Il fisco può pertanto sindacare la congruità – in linea con il valore normale di mercato – delle operazioni infragruppo, a prescindere dall’autonomia negoziale delle parti e delle pattuizioni contrattuali stabilite. L’eventuale infruttuosità del finanziamento concordata dalle parti non esclude, di per sé, l’applicazione delle disposizioni in tema di corretta determinazione dei prezzi di trasferimento infragruppo.
Con la sentenza Cassazione viene pertanto ribadita la necessità per i gruppi multinazionali di rivedere la transfer pricing policy relativa ai finanziamenti infragruppo, negli ultimi anni considerata di secondaria priorità rispetto al transfer pricing di beni, servizi e proprietà intellettuale.
Di fatto, essendo i finanziamenti infragruppo potenzialmente suscettibili di generare componenti positivi (e negativi) di reddito, la corretta determinazione del valore normale della relativa remunerazione (cioè interessi attivi o passivi) diviene determinante al fine di prevenire contestazioni da parte del Fisco.

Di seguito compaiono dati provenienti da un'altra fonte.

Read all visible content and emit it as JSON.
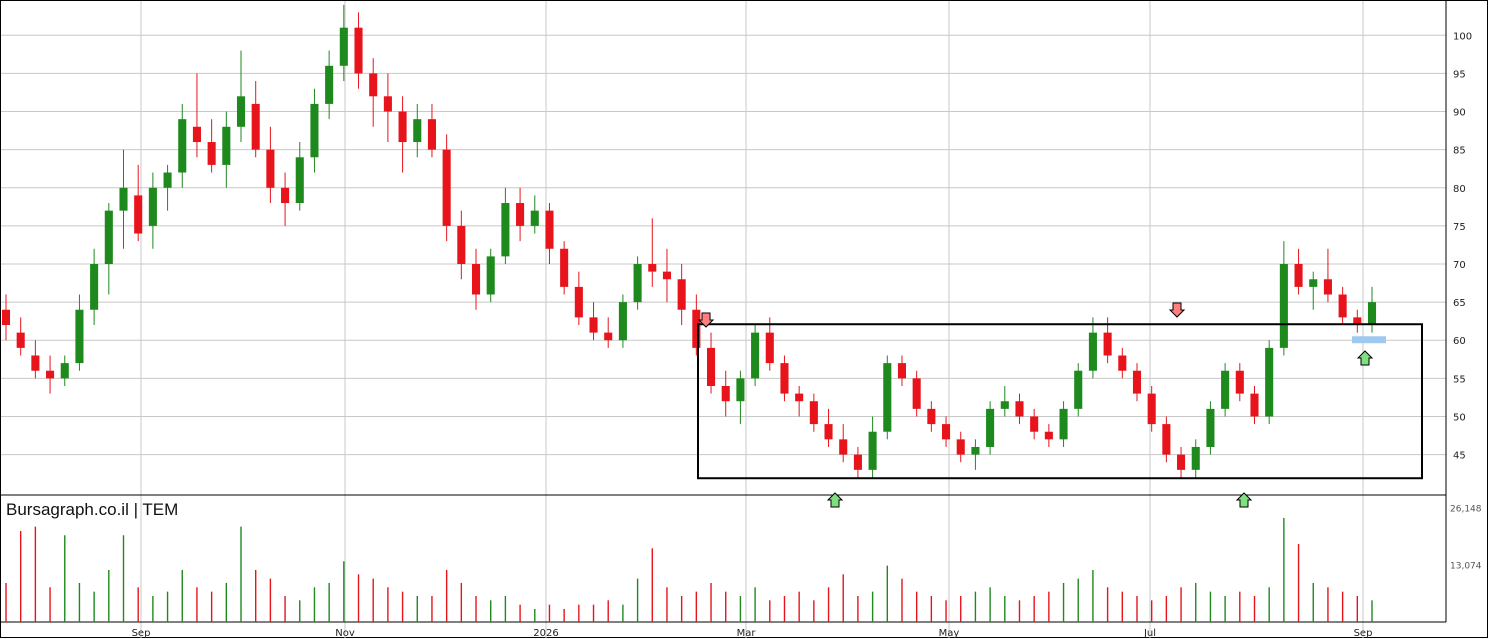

Inoltre, alla luce del report dell’Ocse “Transfer Pricing Guidance on Financial Transactions”, pubblicato a febbraio 2020, contribuenti e amministrazioni finanziarie hanno a disposizione un nuovo insieme condiviso di istruzioni al fine di:
1) delineare correttamente le operazioni finanziarie;
2) determinare coerentemente il valore normale (arm’s length) della relativa remunerazione.

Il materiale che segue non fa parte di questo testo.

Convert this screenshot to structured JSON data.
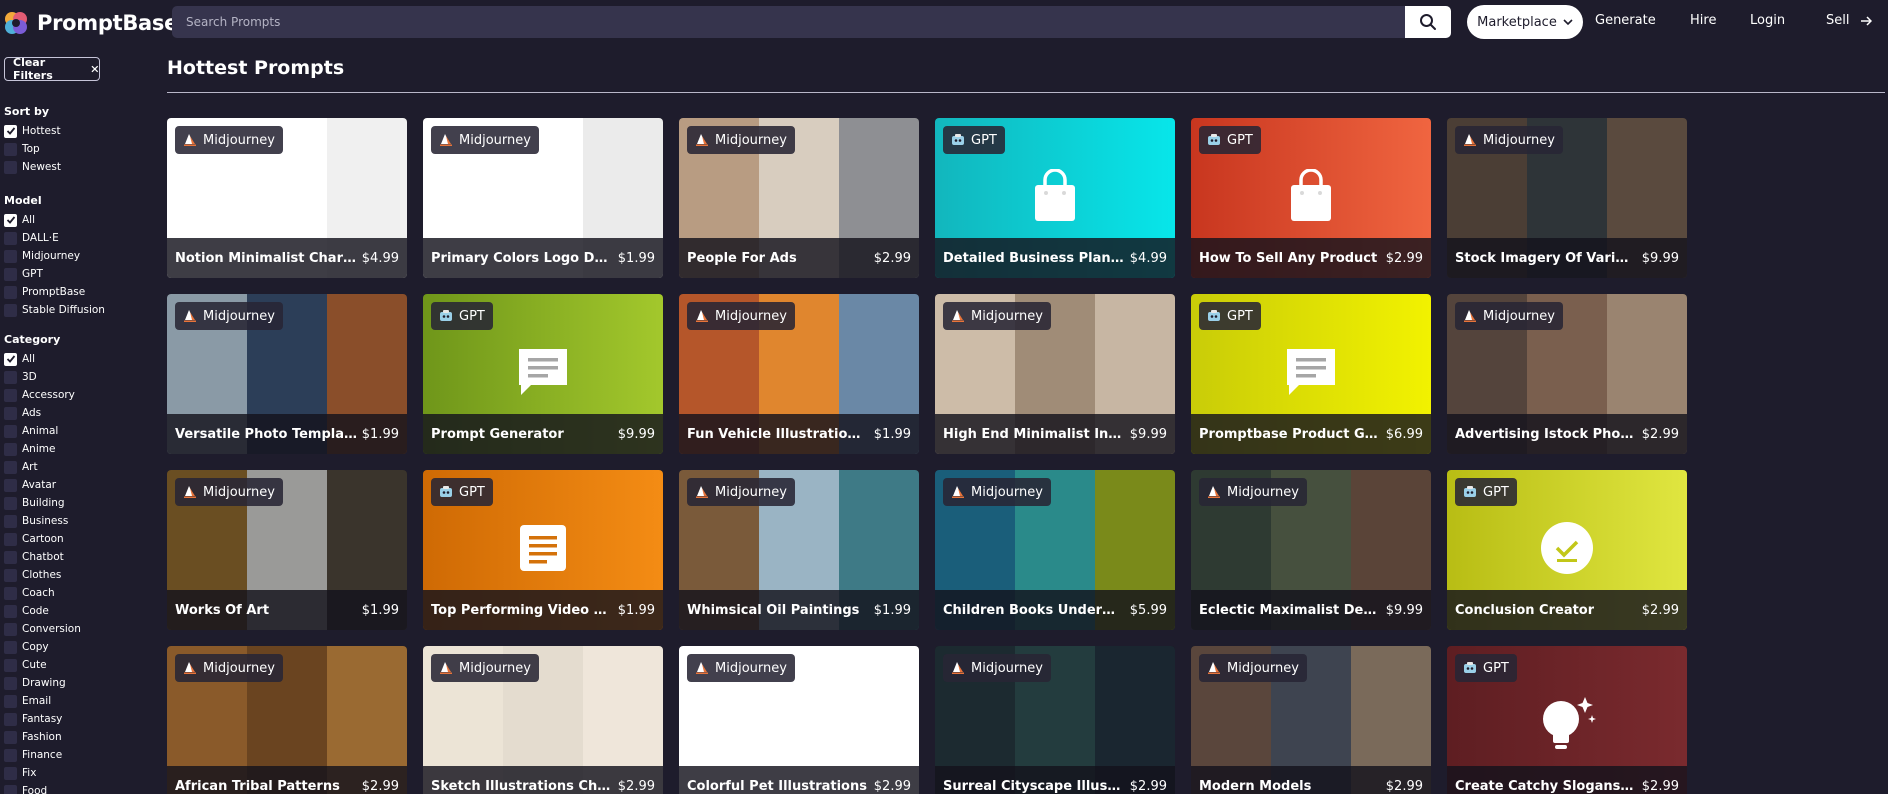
{
  "header": {
    "logo_text": "PromptBase",
    "search_placeholder": "Search Prompts",
    "marketplace_label": "Marketplace",
    "nav": [
      "Generate",
      "Hire",
      "Login",
      "Sell"
    ]
  },
  "sidebar": {
    "clear_label": "Clear Filters",
    "sections": [
      {
        "title": "Sort by",
        "options": [
          {
            "label": "Hottest",
            "checked": true
          },
          {
            "label": "Top",
            "checked": false
          },
          {
            "label": "Newest",
            "checked": false
          }
        ]
      },
      {
        "title": "Model",
        "options": [
          {
            "label": "All",
            "checked": true
          },
          {
            "label": "DALL·E",
            "checked": false
          },
          {
            "label": "Midjourney",
            "checked": false
          },
          {
            "label": "GPT",
            "checked": false
          },
          {
            "label": "PromptBase",
            "checked": false
          },
          {
            "label": "Stable Diffusion",
            "checked": false
          }
        ]
      },
      {
        "title": "Category",
        "options": [
          {
            "label": "All",
            "checked": true
          },
          {
            "label": "3D",
            "checked": false
          },
          {
            "label": "Accessory",
            "checked": false
          },
          {
            "label": "Ads",
            "checked": false
          },
          {
            "label": "Animal",
            "checked": false
          },
          {
            "label": "Anime",
            "checked": false
          },
          {
            "label": "Art",
            "checked": false
          },
          {
            "label": "Avatar",
            "checked": false
          },
          {
            "label": "Building",
            "checked": false
          },
          {
            "label": "Business",
            "checked": false
          },
          {
            "label": "Cartoon",
            "checked": false
          },
          {
            "label": "Chatbot",
            "checked": false
          },
          {
            "label": "Clothes",
            "checked": false
          },
          {
            "label": "Coach",
            "checked": false
          },
          {
            "label": "Code",
            "checked": false
          },
          {
            "label": "Conversion",
            "checked": false
          },
          {
            "label": "Copy",
            "checked": false
          },
          {
            "label": "Cute",
            "checked": false
          },
          {
            "label": "Drawing",
            "checked": false
          },
          {
            "label": "Email",
            "checked": false
          },
          {
            "label": "Fantasy",
            "checked": false
          },
          {
            "label": "Fashion",
            "checked": false
          },
          {
            "label": "Finance",
            "checked": false
          },
          {
            "label": "Fix",
            "checked": false
          },
          {
            "label": "Food",
            "checked": false
          }
        ]
      }
    ]
  },
  "main": {
    "title": "Hottest Prompts",
    "cards": [
      {
        "model": "Midjourney",
        "title": "Notion Minimalist Characters",
        "price": "$4.99",
        "bg": "#f4f4f4",
        "panels": [
          "#ffffff",
          "#ffffff",
          "#f0f0f0"
        ],
        "icon": ""
      },
      {
        "model": "Midjourney",
        "title": "Primary Colors Logo Designs",
        "price": "$1.99",
        "bg": "#fafafa",
        "panels": [
          "#ffffff",
          "#ffffff",
          "#ebebeb"
        ],
        "icon": ""
      },
      {
        "model": "Midjourney",
        "title": "People For Ads",
        "price": "$2.99",
        "bg": "#9c8c7c",
        "panels": [
          "#b89c82",
          "#d8cdbf",
          "#8e8f93"
        ],
        "icon": ""
      },
      {
        "model": "GPT",
        "title": "Detailed Business Plan Model...",
        "price": "$4.99",
        "bg": "#13c8cc",
        "gradient": "linear-gradient(90deg,#12b6bd,#07e6ea)",
        "icon": "bag-icon"
      },
      {
        "model": "GPT",
        "title": "How To Sell Any Product",
        "price": "$2.99",
        "bg": "#d9462c",
        "gradient": "linear-gradient(90deg,#c8361f,#f06540)",
        "icon": "bag-icon"
      },
      {
        "model": "Midjourney",
        "title": "Stock Imagery Of Various Life...",
        "price": "$9.99",
        "bg": "#3a3430",
        "panels": [
          "#4b3e35",
          "#2e3438",
          "#5a4a3e"
        ],
        "icon": ""
      },
      {
        "model": "Midjourney",
        "title": "Versatile Photo Templates",
        "price": "$1.99",
        "bg": "#5a6a78",
        "panels": [
          "#8a9aa6",
          "#2c3e58",
          "#8a4e2a"
        ],
        "icon": ""
      },
      {
        "model": "GPT",
        "title": "Prompt Generator",
        "price": "$9.99",
        "bg": "#7ea21a",
        "gradient": "linear-gradient(90deg,#6f961a,#a3c82c)",
        "icon": "chat-icon"
      },
      {
        "model": "Midjourney",
        "title": "Fun Vehicle Illustrations For ...",
        "price": "$1.99",
        "bg": "#c26a2c",
        "panels": [
          "#b5562a",
          "#e0862e",
          "#6a88a6"
        ],
        "icon": ""
      },
      {
        "model": "Midjourney",
        "title": "High End Minimalist Interiors",
        "price": "$9.99",
        "bg": "#b8a794",
        "panels": [
          "#cdbca8",
          "#a08c77",
          "#c7b6a3"
        ],
        "icon": ""
      },
      {
        "model": "GPT",
        "title": "Promptbase Product Generator",
        "price": "$6.99",
        "bg": "#dcdc06",
        "gradient": "linear-gradient(90deg,#c9cc08,#f2f200)",
        "icon": "chat-icon"
      },
      {
        "model": "Midjourney",
        "title": "Advertising Istock Photos",
        "price": "$2.99",
        "bg": "#6a5446",
        "panels": [
          "#54443c",
          "#7a5f4e",
          "#9a8470"
        ],
        "icon": ""
      },
      {
        "model": "Midjourney",
        "title": "Works Of Art",
        "price": "$1.99",
        "bg": "#4a3e30",
        "panels": [
          "#6a4e22",
          "#9a9a98",
          "#3a342c"
        ],
        "icon": ""
      },
      {
        "model": "GPT",
        "title": "Top Performing Video Topics ...",
        "price": "$1.99",
        "bg": "#e07a0a",
        "gradient": "linear-gradient(90deg,#cf6a04,#f48c14)",
        "icon": "doc-icon"
      },
      {
        "model": "Midjourney",
        "title": "Whimsical Oil Paintings",
        "price": "$1.99",
        "bg": "#6a7a86",
        "panels": [
          "#7a5a3a",
          "#9ab4c4",
          "#3e7a86"
        ],
        "icon": ""
      },
      {
        "model": "Midjourney",
        "title": "Children Books Underwater Sc...",
        "price": "$5.99",
        "bg": "#1e6a7a",
        "panels": [
          "#1a5e7a",
          "#2a8a8a",
          "#7a8a1a"
        ],
        "icon": ""
      },
      {
        "model": "Midjourney",
        "title": "Eclectic Maximalist Decors",
        "price": "$9.99",
        "bg": "#3e4038",
        "panels": [
          "#2e3a32",
          "#46503e",
          "#5a4438"
        ],
        "icon": ""
      },
      {
        "model": "GPT",
        "title": "Conclusion Creator",
        "price": "$2.99",
        "bg": "#c7cc1c",
        "gradient": "linear-gradient(90deg,#b8bd14,#e0e640)",
        "icon": "check-icon"
      },
      {
        "model": "Midjourney",
        "title": "African Tribal Patterns",
        "price": "$2.99",
        "bg": "#7a5026",
        "panels": [
          "#8a5a2a",
          "#6a4420",
          "#9a6a32"
        ],
        "icon": ""
      },
      {
        "model": "Midjourney",
        "title": "Sketch Illustrations Character...",
        "price": "$2.99",
        "bg": "#e8e0d4",
        "panels": [
          "#ece4d6",
          "#e4dccf",
          "#efe6da"
        ],
        "icon": ""
      },
      {
        "model": "Midjourney",
        "title": "Colorful Pet Illustrations",
        "price": "$2.99",
        "bg": "#ffffff",
        "panels": [
          "#ffffff",
          "#ffffff",
          "#ffffff"
        ],
        "icon": ""
      },
      {
        "model": "Midjourney",
        "title": "Surreal Cityscape Illustrations",
        "price": "$2.99",
        "bg": "#1e2a30",
        "panels": [
          "#1c2a30",
          "#233c3e",
          "#1a2630"
        ],
        "icon": ""
      },
      {
        "model": "Midjourney",
        "title": "Modern Models",
        "price": "$2.99",
        "bg": "#4a3e3a",
        "panels": [
          "#5a463c",
          "#3e4450",
          "#7a6a5a"
        ],
        "icon": ""
      },
      {
        "model": "GPT",
        "title": "Create Catchy Slogans For You...",
        "price": "$2.99",
        "bg": "#6a2226",
        "gradient": "linear-gradient(90deg,#5e1e22,#7a2a2e)",
        "icon": "bulb-icon"
      }
    ]
  }
}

Nell’ambito di un finanziamento infragruppo – al pari di altre transazioni infragruppo – risulta fondamentale delineare correttamente l’operazione, identificando puntualmente le caratteristiche suscettibili di incidere sul relativo pricing, inclusi le caratteristiche del finanziamento (cioè durata, seniority, presenza di garanzie), le funzioni svolte dalle parti, i rischi assunti e le circostanze economiche.
Una volta delineata correttamente l’operazione infragruppo e identificati i principali fattori di comparabilità, il contribuente ha la possibilità di determinare il pricing a valore normale della relativa remunerazione.

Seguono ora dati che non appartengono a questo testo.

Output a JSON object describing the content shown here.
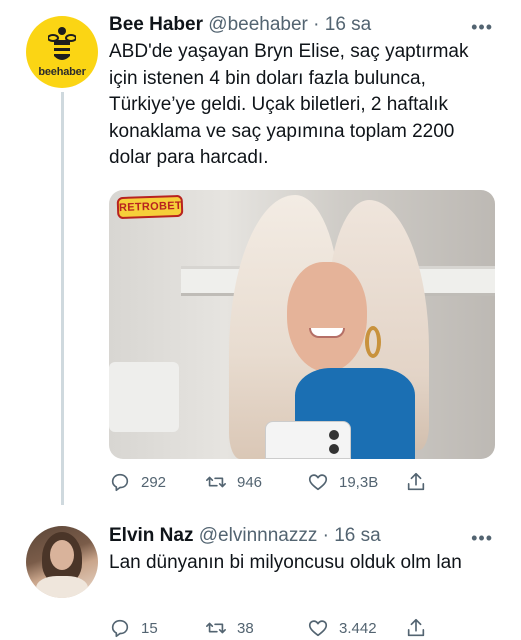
{
  "tweets": [
    {
      "display_name": "Bee Haber",
      "handle": "@beehaber",
      "separator": "·",
      "time": "16 sa",
      "avatar_brand": "beehaber",
      "text": "ABD'de yaşayan Bryn Elise, saç yaptırmak için istenen 4 bin doları fazla bulunca, Türkiye’ye geldi. Uçak biletleri, 2 haftalık konaklama ve saç yapımına toplam 2200 dolar para harcadı.",
      "media_watermark": "RETROBET",
      "stats": {
        "replies": "292",
        "retweets": "946",
        "likes": "19,3B"
      }
    },
    {
      "display_name": "Elvin Naz",
      "handle": "@elvinnnazzz",
      "separator": "·",
      "time": "16 sa",
      "text": "Lan dünyanın bi milyoncusu olduk olm lan",
      "stats": {
        "replies": "15",
        "retweets": "38",
        "likes": "3.442"
      }
    }
  ],
  "icons": {
    "more": "more-horizontal-icon",
    "reply": "reply-icon",
    "retweet": "retweet-icon",
    "like": "heart-icon",
    "share": "share-icon"
  },
  "colors": {
    "secondary_text": "#536471",
    "thread_line": "#cfd9de",
    "bee_yellow": "#fbd514"
  }
}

Tale attività, partendo dalle caratteristiche dell’operazione infragruppo e dal relativo livello di rischio (spesso sintetizzato dal credit rating del mutuatario), ha l’obiettivo di identificare sul mercato operazioni “sufficientemente” comparabili tra parti indipendenti e individuarne il pricing di mercato ad arm’s length (benchmark analysis).
Ultimata l’analisi sintetizzata nei due step precedenti, l’ultimo passaggio per il contribuente consiste nel predisporre un’accurata documentazione descrittiva (Transfer Pricing policy) da esibire in caso di accertamenti da parte del Fisco.
Con la messa in atto di tali attività, il contribuente ha la possibilità di minimizzare il rischio fiscale relativo alle operazioni di finanziamento infragruppo ed evitare spiacevoli contestazioni da parte del Fisco.